Her elements were wispy slithers of delicate slip dresses and camisoles; duvet-quilted pants and coats in sugar-sweet pastels; cavernous cargo pants and a plethora of striped knit beanies, scarves and tights, plus furry mittens and boots that could reach past the knees, all layered up like a baked Alaska and just as impossible to resist.

On a Zoom call after the show, Prada noted that what most people probably don’t know about her is that she loved the mountains — and sometimes, when it was warm, she used to ski in a bikini.

Just sit with that image for a moment and enjoy the art of the possible.

Vuitton’s show was a raucous whip-stop tour of Greek and Roman mythology (Getty)

Speaking of skiwear, it made an appearance, too, at Virginie Viard’s Chanel show. (The outdoor rec world is having a major renaissance, and the puffer is the piece of the season.) Here it bumped up against the lacy bodysuits and sheer chiffons of the Parisienne coquet in the narrow halls and spirally staircase of Castel, the famous French nightclub.

The evening started promisingly enough, with classic bouclé bandeaux and skirts just barely veiled with a sheer overlay and paired with furry snow boots, but then veered off in startling directions: quilted logo-festooned bib overalls, lurid logo miniskirts with fuzzy faux fur-effect vests; and tinselly black skirts with transparent twin sets composed of a shirt with a trompe l’oeil tie and cardigan. For every cool little black party dress, there was a Chanel No. 5 red sweater, crystal garter belt and pair of pearl suspenders. It was a little Desperately Seeking Susan, the luxury version, and hard to figure out where exactly it was going.

At Balmain, by contrast, it was pretty clear: up and away.

Filmed in an empty airport, with models literally strutting the wings of an Air France jumbo jet, the tarmac and a hangar, it showcased a fleet of olive green greatcoats and shearling aviator jackets, ruched parachute silks and the intricately laced minidresses for which Olivier Rousteing is known. Also scrunchy Mylar-like silver and the neon orange and yellow of ramp personnel.

The last few months, Rousteing says on a Zoom call, have made him realize that, as much as any garment, “travel is a luxury”. (True: we always want what we can’t have.) That led to, ironically, his most grounded collection yet, freed from a lot of the overblown excess and MTV absurdity that has weighed down his work in the past.
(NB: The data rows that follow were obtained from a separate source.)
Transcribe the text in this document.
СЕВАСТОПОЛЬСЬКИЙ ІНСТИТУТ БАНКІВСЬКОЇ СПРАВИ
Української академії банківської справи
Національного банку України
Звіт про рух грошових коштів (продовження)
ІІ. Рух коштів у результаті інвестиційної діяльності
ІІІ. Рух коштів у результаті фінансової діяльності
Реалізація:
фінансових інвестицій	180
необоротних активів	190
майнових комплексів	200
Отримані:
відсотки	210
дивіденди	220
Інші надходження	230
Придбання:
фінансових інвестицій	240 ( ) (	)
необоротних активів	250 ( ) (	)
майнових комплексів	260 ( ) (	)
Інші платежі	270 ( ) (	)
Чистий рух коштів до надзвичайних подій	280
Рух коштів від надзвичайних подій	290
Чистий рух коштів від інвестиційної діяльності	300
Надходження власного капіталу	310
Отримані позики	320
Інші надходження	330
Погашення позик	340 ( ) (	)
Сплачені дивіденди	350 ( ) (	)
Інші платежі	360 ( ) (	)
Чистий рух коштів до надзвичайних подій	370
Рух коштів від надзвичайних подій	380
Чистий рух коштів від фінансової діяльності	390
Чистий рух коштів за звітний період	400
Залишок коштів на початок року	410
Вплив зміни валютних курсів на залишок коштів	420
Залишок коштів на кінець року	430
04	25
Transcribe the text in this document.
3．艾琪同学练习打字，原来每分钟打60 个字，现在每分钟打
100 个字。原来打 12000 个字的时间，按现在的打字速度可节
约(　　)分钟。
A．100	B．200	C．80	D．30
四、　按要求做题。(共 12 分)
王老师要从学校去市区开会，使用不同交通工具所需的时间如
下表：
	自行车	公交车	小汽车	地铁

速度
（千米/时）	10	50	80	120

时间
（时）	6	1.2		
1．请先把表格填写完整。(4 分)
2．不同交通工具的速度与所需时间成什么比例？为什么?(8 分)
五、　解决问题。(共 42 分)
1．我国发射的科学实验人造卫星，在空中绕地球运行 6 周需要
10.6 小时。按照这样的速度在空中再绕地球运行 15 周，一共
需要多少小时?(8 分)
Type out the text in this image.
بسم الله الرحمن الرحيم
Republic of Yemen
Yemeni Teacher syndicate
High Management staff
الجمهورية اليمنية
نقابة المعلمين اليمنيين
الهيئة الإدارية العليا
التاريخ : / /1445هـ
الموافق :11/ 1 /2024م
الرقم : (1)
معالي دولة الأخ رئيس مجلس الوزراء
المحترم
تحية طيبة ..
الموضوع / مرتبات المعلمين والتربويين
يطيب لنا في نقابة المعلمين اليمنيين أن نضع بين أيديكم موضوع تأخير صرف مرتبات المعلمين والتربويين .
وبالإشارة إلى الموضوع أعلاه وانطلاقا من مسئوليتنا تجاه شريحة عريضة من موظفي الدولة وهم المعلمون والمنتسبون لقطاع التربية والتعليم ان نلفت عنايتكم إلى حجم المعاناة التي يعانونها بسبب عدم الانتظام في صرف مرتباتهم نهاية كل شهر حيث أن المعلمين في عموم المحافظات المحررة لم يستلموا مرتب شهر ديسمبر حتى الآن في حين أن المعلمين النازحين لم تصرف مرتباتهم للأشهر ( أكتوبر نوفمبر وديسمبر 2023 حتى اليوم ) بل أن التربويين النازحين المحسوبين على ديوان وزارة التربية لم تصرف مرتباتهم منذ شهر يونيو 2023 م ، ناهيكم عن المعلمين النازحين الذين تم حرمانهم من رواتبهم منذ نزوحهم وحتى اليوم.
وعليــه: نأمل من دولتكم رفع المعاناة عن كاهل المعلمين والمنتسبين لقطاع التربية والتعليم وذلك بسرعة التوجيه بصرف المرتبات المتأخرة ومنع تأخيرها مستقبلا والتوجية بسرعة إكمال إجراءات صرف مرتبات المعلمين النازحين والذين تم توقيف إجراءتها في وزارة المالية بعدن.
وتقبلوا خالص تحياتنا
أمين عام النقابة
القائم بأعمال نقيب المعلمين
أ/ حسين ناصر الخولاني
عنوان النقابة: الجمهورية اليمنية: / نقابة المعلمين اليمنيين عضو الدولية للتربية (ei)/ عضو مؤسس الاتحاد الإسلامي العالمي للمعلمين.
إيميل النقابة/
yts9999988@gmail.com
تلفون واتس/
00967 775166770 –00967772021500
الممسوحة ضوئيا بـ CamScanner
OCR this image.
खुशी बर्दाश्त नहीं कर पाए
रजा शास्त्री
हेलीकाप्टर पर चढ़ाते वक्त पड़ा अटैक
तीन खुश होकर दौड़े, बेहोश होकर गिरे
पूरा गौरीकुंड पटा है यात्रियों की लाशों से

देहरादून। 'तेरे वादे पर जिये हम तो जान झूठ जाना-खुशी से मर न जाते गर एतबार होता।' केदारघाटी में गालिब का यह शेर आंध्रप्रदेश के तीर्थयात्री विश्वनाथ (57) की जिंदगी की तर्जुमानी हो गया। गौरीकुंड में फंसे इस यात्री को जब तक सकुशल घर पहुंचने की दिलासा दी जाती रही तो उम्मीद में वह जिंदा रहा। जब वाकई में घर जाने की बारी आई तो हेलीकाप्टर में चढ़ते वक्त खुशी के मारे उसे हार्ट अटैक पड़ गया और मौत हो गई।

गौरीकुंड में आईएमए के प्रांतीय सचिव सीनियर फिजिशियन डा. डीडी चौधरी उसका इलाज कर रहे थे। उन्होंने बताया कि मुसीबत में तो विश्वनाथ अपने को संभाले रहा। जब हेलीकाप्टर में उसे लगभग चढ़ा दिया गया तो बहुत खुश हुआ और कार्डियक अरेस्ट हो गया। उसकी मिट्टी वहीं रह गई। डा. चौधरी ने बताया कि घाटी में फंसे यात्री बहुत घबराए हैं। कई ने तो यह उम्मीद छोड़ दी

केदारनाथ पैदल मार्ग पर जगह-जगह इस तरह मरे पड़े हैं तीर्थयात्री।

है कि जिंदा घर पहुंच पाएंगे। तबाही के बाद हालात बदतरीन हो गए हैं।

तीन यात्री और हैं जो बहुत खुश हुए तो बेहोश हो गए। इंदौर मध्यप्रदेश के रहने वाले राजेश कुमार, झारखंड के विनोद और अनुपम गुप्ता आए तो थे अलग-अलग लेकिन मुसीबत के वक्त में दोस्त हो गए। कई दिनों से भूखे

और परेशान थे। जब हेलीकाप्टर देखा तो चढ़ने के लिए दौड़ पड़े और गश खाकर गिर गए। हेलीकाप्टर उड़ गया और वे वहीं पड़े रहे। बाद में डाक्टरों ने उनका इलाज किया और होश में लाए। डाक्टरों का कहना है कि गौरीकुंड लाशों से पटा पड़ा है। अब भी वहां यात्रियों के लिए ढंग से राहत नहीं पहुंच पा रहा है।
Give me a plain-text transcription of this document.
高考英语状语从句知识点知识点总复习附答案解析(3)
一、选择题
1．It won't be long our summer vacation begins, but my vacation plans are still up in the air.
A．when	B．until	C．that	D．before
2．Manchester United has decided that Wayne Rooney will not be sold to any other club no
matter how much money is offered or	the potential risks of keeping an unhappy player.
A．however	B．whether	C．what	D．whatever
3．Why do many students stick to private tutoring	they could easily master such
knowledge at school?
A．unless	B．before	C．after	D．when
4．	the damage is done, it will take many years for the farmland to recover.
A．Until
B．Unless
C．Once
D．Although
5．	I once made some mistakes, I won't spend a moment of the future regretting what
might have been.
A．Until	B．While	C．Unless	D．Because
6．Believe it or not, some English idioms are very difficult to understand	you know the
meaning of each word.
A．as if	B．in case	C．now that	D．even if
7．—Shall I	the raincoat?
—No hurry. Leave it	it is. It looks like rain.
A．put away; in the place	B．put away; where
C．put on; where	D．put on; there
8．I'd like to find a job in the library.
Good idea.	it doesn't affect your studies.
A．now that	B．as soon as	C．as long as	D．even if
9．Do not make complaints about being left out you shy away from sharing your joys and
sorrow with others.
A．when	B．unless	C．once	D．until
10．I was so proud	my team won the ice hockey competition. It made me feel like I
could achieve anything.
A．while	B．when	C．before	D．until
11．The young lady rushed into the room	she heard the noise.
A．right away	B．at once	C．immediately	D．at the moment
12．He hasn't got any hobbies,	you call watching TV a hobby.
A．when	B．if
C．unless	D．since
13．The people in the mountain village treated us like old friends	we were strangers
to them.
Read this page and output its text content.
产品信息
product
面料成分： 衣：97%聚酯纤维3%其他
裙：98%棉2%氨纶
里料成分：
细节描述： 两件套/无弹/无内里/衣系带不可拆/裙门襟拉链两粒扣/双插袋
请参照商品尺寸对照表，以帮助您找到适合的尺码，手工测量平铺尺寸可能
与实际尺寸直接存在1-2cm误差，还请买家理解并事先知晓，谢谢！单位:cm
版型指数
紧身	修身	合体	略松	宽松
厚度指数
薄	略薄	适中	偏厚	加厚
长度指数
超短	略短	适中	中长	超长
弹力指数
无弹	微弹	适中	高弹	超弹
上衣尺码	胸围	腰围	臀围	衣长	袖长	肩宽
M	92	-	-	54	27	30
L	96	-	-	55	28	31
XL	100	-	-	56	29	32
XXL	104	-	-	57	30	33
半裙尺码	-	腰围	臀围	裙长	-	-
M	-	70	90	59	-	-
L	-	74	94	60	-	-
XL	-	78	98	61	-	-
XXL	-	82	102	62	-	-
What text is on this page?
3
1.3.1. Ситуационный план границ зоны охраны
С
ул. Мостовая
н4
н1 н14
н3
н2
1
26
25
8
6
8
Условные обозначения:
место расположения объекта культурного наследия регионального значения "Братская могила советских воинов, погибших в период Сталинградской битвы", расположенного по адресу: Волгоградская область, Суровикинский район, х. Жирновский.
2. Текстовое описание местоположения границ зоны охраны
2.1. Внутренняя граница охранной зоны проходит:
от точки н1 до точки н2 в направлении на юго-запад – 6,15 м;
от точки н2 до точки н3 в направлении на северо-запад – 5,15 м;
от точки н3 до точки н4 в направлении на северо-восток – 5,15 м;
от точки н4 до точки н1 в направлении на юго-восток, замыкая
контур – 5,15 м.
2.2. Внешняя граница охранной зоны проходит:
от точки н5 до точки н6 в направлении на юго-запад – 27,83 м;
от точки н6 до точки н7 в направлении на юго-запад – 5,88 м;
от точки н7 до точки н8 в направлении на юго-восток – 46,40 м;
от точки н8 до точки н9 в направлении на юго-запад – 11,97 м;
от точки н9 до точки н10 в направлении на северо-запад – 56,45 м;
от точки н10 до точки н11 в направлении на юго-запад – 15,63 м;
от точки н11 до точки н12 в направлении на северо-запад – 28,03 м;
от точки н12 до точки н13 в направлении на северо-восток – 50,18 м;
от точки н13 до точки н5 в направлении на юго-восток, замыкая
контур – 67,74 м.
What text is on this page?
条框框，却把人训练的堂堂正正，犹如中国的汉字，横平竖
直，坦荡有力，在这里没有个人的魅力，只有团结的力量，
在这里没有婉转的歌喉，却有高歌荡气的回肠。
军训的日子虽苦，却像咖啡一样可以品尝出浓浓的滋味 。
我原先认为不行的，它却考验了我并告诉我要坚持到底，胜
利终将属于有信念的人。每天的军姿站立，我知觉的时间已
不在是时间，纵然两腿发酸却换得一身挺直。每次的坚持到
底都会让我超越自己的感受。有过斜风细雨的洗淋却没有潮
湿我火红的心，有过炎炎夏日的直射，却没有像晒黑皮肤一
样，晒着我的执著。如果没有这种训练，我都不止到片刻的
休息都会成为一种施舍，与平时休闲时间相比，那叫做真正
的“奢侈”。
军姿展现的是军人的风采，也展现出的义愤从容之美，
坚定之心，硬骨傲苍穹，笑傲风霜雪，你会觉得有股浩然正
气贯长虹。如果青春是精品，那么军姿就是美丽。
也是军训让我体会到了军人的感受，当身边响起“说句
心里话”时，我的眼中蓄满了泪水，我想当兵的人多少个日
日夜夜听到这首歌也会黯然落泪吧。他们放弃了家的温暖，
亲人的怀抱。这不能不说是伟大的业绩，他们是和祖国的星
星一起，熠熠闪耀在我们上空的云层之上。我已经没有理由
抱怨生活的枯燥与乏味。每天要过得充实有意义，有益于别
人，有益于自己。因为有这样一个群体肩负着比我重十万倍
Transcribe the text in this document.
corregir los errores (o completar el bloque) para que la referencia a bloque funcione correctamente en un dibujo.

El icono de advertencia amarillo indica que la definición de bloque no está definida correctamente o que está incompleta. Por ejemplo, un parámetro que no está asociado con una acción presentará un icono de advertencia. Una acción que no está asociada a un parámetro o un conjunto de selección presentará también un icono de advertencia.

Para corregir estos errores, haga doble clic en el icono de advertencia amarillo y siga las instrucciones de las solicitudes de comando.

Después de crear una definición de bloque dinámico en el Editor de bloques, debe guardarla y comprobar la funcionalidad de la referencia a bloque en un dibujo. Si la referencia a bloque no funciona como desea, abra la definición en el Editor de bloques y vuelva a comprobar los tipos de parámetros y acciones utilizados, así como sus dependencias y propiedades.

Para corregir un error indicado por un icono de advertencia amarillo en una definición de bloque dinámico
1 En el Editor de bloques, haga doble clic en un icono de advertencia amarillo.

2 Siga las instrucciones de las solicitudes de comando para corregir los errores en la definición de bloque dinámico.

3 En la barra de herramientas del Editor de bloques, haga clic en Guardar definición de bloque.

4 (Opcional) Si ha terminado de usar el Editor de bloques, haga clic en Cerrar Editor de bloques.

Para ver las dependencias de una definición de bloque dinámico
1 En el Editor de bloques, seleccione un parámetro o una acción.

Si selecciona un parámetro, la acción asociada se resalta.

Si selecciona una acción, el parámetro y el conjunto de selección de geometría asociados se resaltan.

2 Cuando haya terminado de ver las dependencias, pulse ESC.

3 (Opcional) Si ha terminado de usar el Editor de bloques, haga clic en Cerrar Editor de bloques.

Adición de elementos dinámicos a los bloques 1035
You just had to dodge the occasional shooting shoulder pads and Eighties effects.

At the end, the models walked a virtual reality runway in the shadow of a faraway planet. “I can’t have a fashion show on the moon, but maybe, one day,” Rousteing says. (From his mouth to Elon Musk’s ear.)

In the meantime, you can dress for it. That’s the power of fashion, and its promise.